I miss driving every day. I miss going to restaurants, shopping, going to the gym (I just joined in February!), taking the train into Manhattan … just, the whole, live world. Because I didn’t realize I was entering a long quarantine in March, I didn’t do and buy things I now wish I had.
But I keep being surprised by the compensations. With only the rare plane overhead and almost no traffic, I hear birds all day. The air seems cleaner and I’m sure it actually is. I see birds and squirrels everywhere (how much have we, in our cars, with our crazed energy, been sucking up all the available space? Or are they doing what they always do, except we don’t notice them because we’re never still, never off the phone, so consumed with ourselves that we barely register the changing seasons?)
It’s only been, what? Three weeks, going on four. But now when I exercise, when I cook, when I walk my dogs, when I write, I am focused. I’m not thinking about the next thing on my list or when I can finally stop for the day. I realized this week that I’ve never experienced this much unscheduled time in my entire adult life.
Maybe we've needed a lockdown. I mean, obviously, we didn’t need a catastrophe. But what else could have stopped us in our tracks? Didn’t we sort of need to stop?
For every one of the people chafing at this interruption, are there others waking up to themselves, their families, the inside of their houses, their neighborhoods— the squirrels and the chipmunks? Or is it just me?

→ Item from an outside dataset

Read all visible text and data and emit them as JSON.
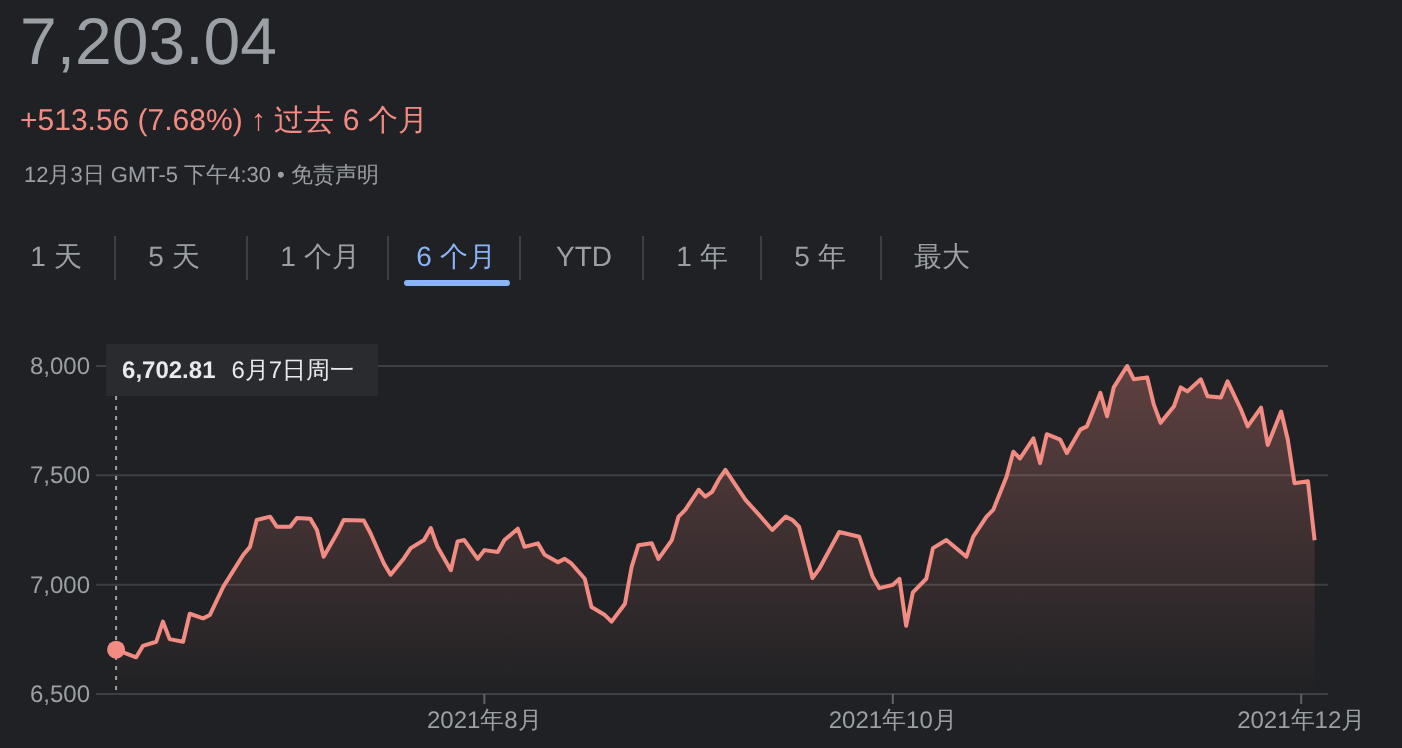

The inside of my head is quieter. I know the worst is probably still to come. I see the charts and I hear the predictions and my insides constrict with dread and fear: what if there aren’t enough ventilators? How can we protect our health care workers? What will life look like a month from now? A year?
But I keep trying to find a little light. Last night we ordered in food for the first time. Inside the delivery box was written “Think of someone you love.”